The application of MCA in investigating CSFs for successful implementation of ERP systems is introduced in this paper for the first time. This technique ascertains the clusters from within a dataset containing categorical data with common characteristics as in the case of the datasets used in this study. Permitting the graphical illustration of the information in the datasets, an intuitive association among the variables is provided by the MCA. The associations among the diverse CSFs and previous studies were identified in dimensions determined by the analysis. In what follows, 75.31% of the variability and association of the variables could be seen in the 29 dimensions identified in Table 1. The MCA plots visually display the different associations that exist among the CSFs and previous studies for each dimension. A cumulative variance of 33.54 % was presented by the first 5 dimensions with individual variances of 13.7, 5.7, 5.2, 4.8 and 4.1. The MCA plots tremendously summarise the associations among the variables with the aid of the scree plot showing the different inertias that explain the level of incidence of each direction of a dimension. MCA was used as a tool to determine the categories of associations within the clustered CSFs among the different factors.

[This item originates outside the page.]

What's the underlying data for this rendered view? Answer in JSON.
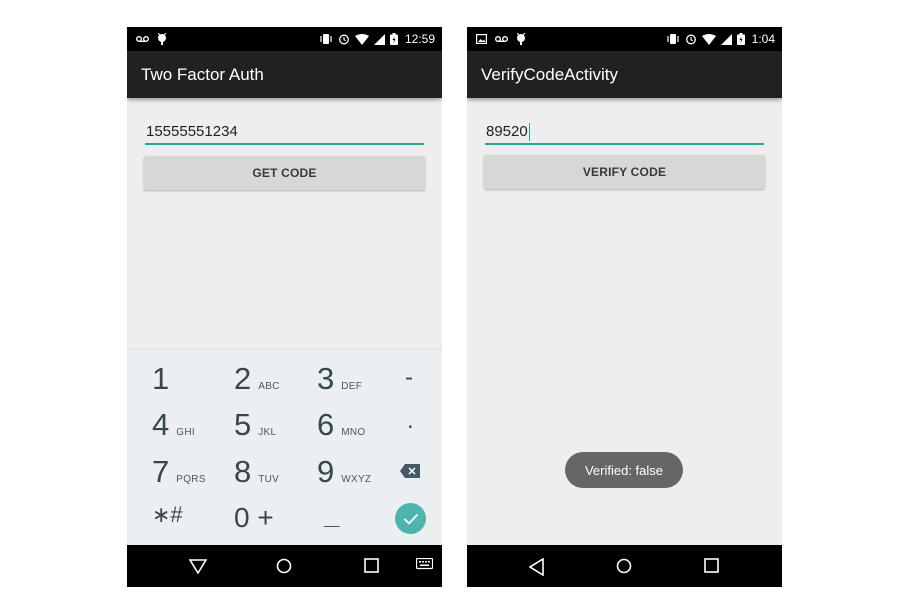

This paper presents a consolidated perspective on the variability of CSFs, which supports the call to explore implementation challenges of ERP systems to mitigate high rates of system failure. Furthermore, highlighting the need to consider associations among CSFs and methods of management, instead of flouting and trade-off their significance in the implementation of ERP systems. The criticality of these factors to ERP system implementation is seen from these dimensions, as neglecting the variability of CSFs will conspicuously result in a failed system. On the other hand, paying attention to individual CSF in a setting within the context of implementation is seen as an effective measure to mitigate system failure while reaping the intrinsic benefits of a successfully implemented ERP system. Given the diversity of CSFs, it is therefore, essential not to isolate these factors, but rather to consider giving significant attention to the individual factors in a cluster for a maximum effect in a system implementation. In plain expression, no two system implementations are the same and factors that will be deemed critical in one organization setting may not be for another setting. Hence, practitioners and managers should consider the variability of CSFs and explore to the advantage of the organization using novel and robust method such as MCA with visual appealing effects, instead of being scared and confused because of the large number of CSFs identified in the literature.
The first author would like to thank her fellow researchers for the inspiration provided and the Durban University of Technology for support.